3 Graph from Fant et al
COMPLAINT
Pfizer Consumer Healthcare stated that the graph had been inaccurately reproduced, with the values for plasma nicotine levels being exaggerated – eg maximum plasma nicotine levels achieved with Nicotinell 30 in the advertisement were approximately 20ng/ml, whereas the original publication had maximum values of approximately 18ng/ml.
RESPONSE
Novartis Consumer Health stated that with reference to the graphical representation it was unclear as to what Pfizer Consumer Healthcare was referring.
Table 1 of Fant et al referred to 0 to 24 hour pharmacokinetic profiles of Nicotinell. In this instant Cmax (ng/ml) was 17.6 and Tmax of 10 hours.
Table 2 Pharmacokinetic profiles from 48 to 72 hours (modelled on steady state) gave Cmax 19.5ng/ml and Tmax of 8 hours.

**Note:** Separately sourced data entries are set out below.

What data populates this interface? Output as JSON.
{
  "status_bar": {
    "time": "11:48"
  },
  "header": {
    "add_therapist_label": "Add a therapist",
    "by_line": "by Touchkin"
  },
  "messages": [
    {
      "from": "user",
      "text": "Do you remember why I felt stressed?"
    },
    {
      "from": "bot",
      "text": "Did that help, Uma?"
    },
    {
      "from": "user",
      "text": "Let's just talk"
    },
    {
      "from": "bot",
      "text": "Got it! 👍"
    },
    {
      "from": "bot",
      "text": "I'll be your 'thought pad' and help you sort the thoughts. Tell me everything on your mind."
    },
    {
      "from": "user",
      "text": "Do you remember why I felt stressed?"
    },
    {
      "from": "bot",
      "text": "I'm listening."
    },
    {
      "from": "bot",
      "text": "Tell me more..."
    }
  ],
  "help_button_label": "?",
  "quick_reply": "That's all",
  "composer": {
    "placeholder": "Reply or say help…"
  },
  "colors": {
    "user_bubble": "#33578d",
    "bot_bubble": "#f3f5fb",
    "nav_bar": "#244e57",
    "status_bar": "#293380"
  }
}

These were the figures reflected on the graph. It was not clear as to how Pfizer Consumer Healthcare could claim the values were exaggerated.
PANEL RULING
The Panel noted that the graph in the advertisement showed the pharmacokinetic profile of Nicotinell from 0 to 72 hours. In the first 24 hours Cmax was shown as approximately 17.5ng/ml; Fant et al had reported a Cmax of 17.6ng/ml. The graph in the advertisement showed higher Cmax values on days 2 and 3 of just less than 20ng/ml; Fant et al had reported a Cmax of 19.5ng/ml during that time. The Panel thus did not consider that the graph was inaccurate as alleged. No breach of Clause 7.8 was ruled.